Prague, Aug 6 (CTK) – The drought tormenting in the Czech Republic will continue for another two weeks at least, with only sporadic precipitations and temperatures of up to 39 degrees Celsius, the Hydrometeorological Institute (CHMU) forecast yesterday.
This year’s summer holiday will be the hottest and driest in the history of the measurements, if the forecast comes true, the CHMU said.
Meteorologists declared a smog situation due to a high ozone concentration in the air in Prague as well as in the Central Bohemia, Usti (north Bohemia), Zlin (south Moravia), Moravia-Silesia and Olomouc (both north Moravia) regions yesterday.
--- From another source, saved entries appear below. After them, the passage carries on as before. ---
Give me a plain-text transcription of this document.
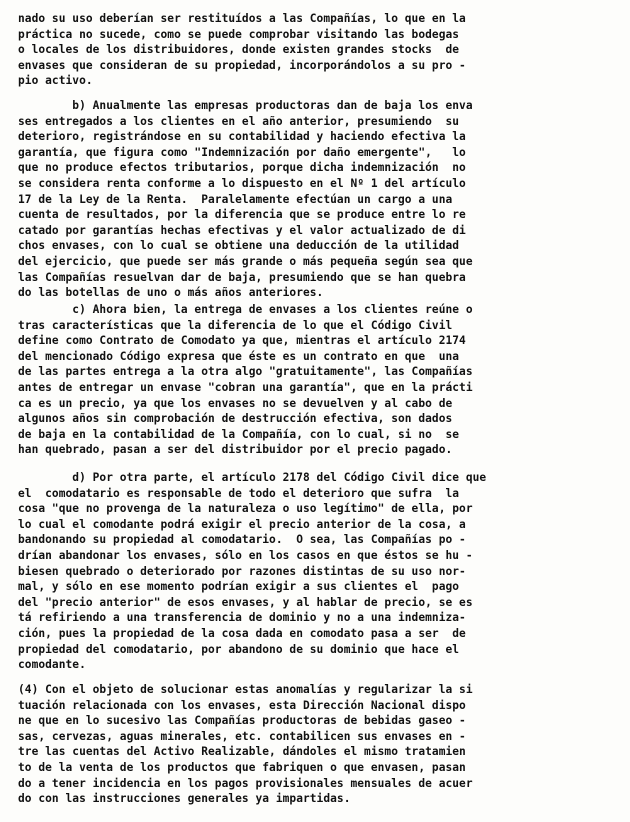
nado su uso deberían ser restituídos a las Compañías, lo que en la
práctica no sucede, como se puede comprobar visitando las bodegas
o locales de los distribuidores, donde existen grandes stocks  de
envases que consideran de su propiedad, incorporándolos a su pro -
pio activo.
b) Anualmente las empresas productoras dan de baja los enva
ses entregados a los clientes en el año anterior, presumiendo  su
deterioro, registrándose en su contabilidad y haciendo efectiva la
garantía, que figura como "Indemnización por daño emergente",   lo
que no produce efectos tributarios, porque dicha indemnización  no
se considera renta conforme a lo dispuesto en el Nº 1 del artículo
17 de la Ley de la Renta.  Paralelamente efectúan un cargo a una
cuenta de resultados, por la diferencia que se produce entre lo re
catado por garantías hechas efectivas y el valor actualizado de di
chos envases, con lo cual se obtiene una deducción de la utilidad
del ejercicio, que puede ser más grande o más pequeña según sea que
las Compañías resuelvan dar de baja, presumiendo que se han quebra
do las botellas de uno o más años anteriores.
c) Ahora bien, la entrega de envases a los clientes reúne o
tras características que la diferencia de lo que el Código Civil
define como Contrato de Comodato ya que, mientras el artículo 2174
del mencionado Código expresa que éste es un contrato en que  una
de las partes entrega a la otra algo "gratuitamente", las Compañías
antes de entregar un envase "cobran una garantía", que en la prácti
ca es un precio, ya que los envases no se devuelven y al cabo de
algunos años sin comprobación de destrucción efectiva, son dados
de baja en la contabilidad de la Compañía, con lo cual, si no  se
han quebrado, pasan a ser del distribuidor por el precio pagado.
d) Por otra parte, el artículo 2178 del Código Civil dice que
el  comodatario es responsable de todo el deterioro que sufra  la
cosa "que no provenga de la naturaleza o uso legítimo" de ella, por
lo cual el comodante podrá exigir el precio anterior de la cosa, a
bandonando su propiedad al comodatario.  O sea, las Compañías po -
drían abandonar los envases, sólo en los casos en que éstos se hu -
biesen quebrado o deteriorado por razones distintas de su uso nor-
mal, y sólo en ese momento podrían exigir a sus clientes el  pago
del "precio anterior" de esos envases, y al hablar de precio, se es
tá refiriendo a una transferencia de dominio y no a una indemniza-
ción, pues la propiedad de la cosa dada en comodato pasa a ser  de
propiedad del comodatario, por abandono de su dominio que hace el
comodante.
(4) Con el objeto de solucionar estas anomalías y regularizar la si
tuación relacionada con los envases, esta Dirección Nacional dispo
ne que en lo sucesivo las Compañías productoras de bebidas gaseo -
sas, cervezas, aguas minerales, etc. contabilicen sus envases en -
tre las cuentas del Activo Realizable, dándoles el mismo tratamien
to de la venta de los productos que fabriquen o que envasen, pasan
do a tener incidencia en los pagos provisionales mensuales de acuer
do con las instrucciones generales ya impartidas.
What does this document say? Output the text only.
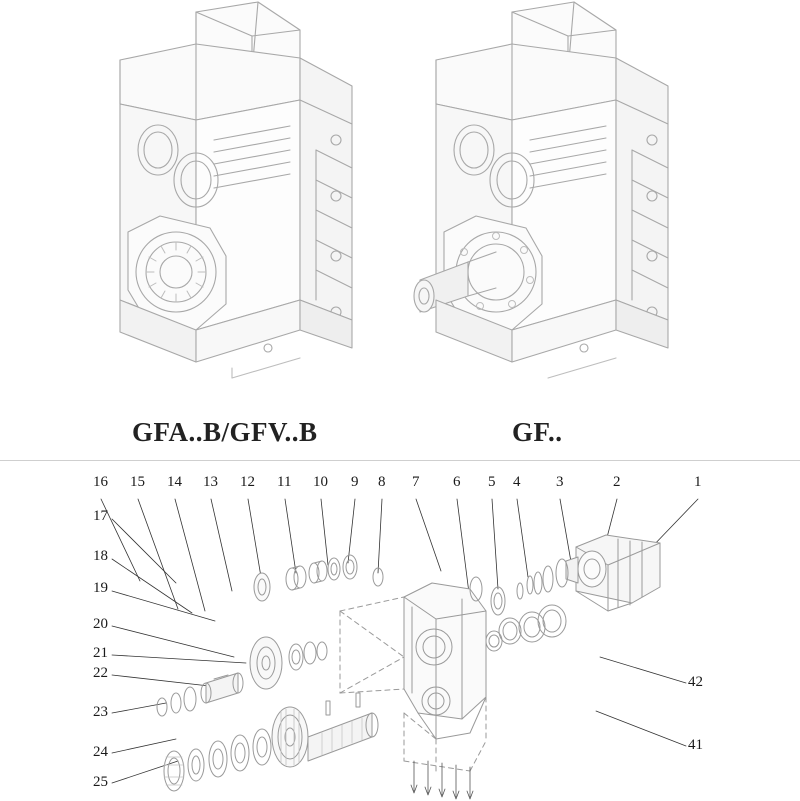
GFA..B/GFV..B	GF..
16 15 14 13 12 11 10 9 8 7 6 5 4 3	2	1
17
18
19
20
21
22
23
24
25
42
41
The high ozone level may affect the breathing of elderly and ill people and children, the CHMU announced.
The ozone concentration may decrease in the evening, but the situation will repeat on Friday, it added.
“On Friday and Saturday, we expect the temperatures across the Czech Republic to reach 38 degrees Celsius. Even higher temperatures cannot be ruled out at certain places,” the CHMU said.
Only on Sunday, the temperatures will temporarily drop as a result of an approaching cold weather front.
In reaction to the long-lasting drought, the Agriculture Ministry has called on farmers for cautiousness during the harvest works, and asked people not to waste water.
Since the beginning of the year, the precipitations per square metre have been 150 litres lower than usual, which is about one third of the usual volume.
The soil is dry to the depth of 20 centimetres except for mountainous areas.
In South Bohemia and at the middle and upper reaches of the Labe (Elbe) River basin, plants have started dying of a shortage of water.
Another badly afflicted region is South Moravia.
The volume of water in Czech rivers reaches 10 to 50 percent of what is usual in August, and it is even lower in the tributaries of the middle section of the Labe and the Vltava rivers.
In some localities, households’ private wells have dried up and people must rely on tanks with fresh water supplied by the authorities.
Farmers complain of expected poor crops of potatoes, maize, hops and vegetables that imply financial losses worth hundreds of millions of crowns.
Grain remains unharmed and its harvest continues. However, defects on combine harvesters and other agricultural machines have caused several forest fires already.
In July alone, their number was the highest in the same month in the past five years, the firemen said.